Aardvark Social Search Service Arrives

Aardvark, the secretive, invite-only social search service founded by ex-Googlers that we first mentioned late last year, is preparing to become a little less secretive (the company has changed its name from Mechanical Zoo to Aardvark). They’ll start giving users virtually unlimited invitations starting next week – until now invites have been limited to one or so per month per user.

Aardvark is a way to get quick, quality answers to questions from your extended social network. You can ask questions via an instant message buddy or email. The questions are then farmed out to your contacts (and their contacts) based on what they say they have knowledge of. If you ask taste related questions about music, books, movies, restaurants, etc., they’ll ask people who tend to show similar tastes as you in their profile.

I’ve used it for feedback on restaurant recommendations in Paris, vacation rentals in Sonoma and wine bars in San Francisco.
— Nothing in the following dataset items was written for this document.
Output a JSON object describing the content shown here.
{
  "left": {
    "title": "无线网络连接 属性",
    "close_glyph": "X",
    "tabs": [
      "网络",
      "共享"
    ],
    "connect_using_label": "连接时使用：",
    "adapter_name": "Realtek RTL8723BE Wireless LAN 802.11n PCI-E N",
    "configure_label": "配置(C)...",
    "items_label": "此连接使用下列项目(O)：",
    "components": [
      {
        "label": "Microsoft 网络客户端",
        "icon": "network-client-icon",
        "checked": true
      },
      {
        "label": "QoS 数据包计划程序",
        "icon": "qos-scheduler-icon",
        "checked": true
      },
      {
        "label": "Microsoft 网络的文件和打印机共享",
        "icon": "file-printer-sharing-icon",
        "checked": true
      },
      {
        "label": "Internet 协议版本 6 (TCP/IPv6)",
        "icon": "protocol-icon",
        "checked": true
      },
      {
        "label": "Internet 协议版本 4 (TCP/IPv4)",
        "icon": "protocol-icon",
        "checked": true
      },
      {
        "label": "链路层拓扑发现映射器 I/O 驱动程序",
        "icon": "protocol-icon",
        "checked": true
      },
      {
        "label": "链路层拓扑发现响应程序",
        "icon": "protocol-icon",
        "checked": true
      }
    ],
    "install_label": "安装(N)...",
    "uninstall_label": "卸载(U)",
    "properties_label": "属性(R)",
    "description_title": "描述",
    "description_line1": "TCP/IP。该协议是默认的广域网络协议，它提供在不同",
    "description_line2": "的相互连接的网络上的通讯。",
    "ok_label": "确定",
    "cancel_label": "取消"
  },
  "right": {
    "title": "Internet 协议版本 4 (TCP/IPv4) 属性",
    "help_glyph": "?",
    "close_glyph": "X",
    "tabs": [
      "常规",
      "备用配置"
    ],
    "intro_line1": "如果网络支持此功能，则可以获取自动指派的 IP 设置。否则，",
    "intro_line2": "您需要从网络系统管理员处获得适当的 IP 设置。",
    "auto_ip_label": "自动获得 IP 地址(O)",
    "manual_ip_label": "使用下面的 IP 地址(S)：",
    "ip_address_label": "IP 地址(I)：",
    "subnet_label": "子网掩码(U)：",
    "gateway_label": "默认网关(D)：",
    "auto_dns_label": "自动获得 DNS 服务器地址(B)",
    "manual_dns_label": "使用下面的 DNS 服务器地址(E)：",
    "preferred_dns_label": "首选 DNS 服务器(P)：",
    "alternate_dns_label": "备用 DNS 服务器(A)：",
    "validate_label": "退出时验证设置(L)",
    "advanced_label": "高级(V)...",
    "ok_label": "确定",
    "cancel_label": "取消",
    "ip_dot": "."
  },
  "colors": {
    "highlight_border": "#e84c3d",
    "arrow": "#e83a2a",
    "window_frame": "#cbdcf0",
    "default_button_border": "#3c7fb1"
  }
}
The service works best when you already have friends using it, which is why the company is focused on user invitations rather than just opening it up to the public. There is a wait list on the home page, and the company says they’ll start letting those people in, too. But they’ve found during beta testing that users who have a group of friends to ask and answer questions to have a better experience and are more likely to stick. One way for users to grab a quick friend list is to sign in via Facebook Connect, which imports all your Facebook friends who are already using it, and prompts you to invite those that aren’t.

The company is also experimenting with a very promising sub-product that groups people under topics of interest. We could theoretically create a TechCrunch group, for example, that lets users ask questions about startups, venture funding and entrepreneurship to each other. All those questions and answers are populating a knowledge base in the background (think Yahoo Answers but with real content), and eventually Aardvark may leverage all that data. More on this in the coming months, says Aardvark co-founder Max Ventilla.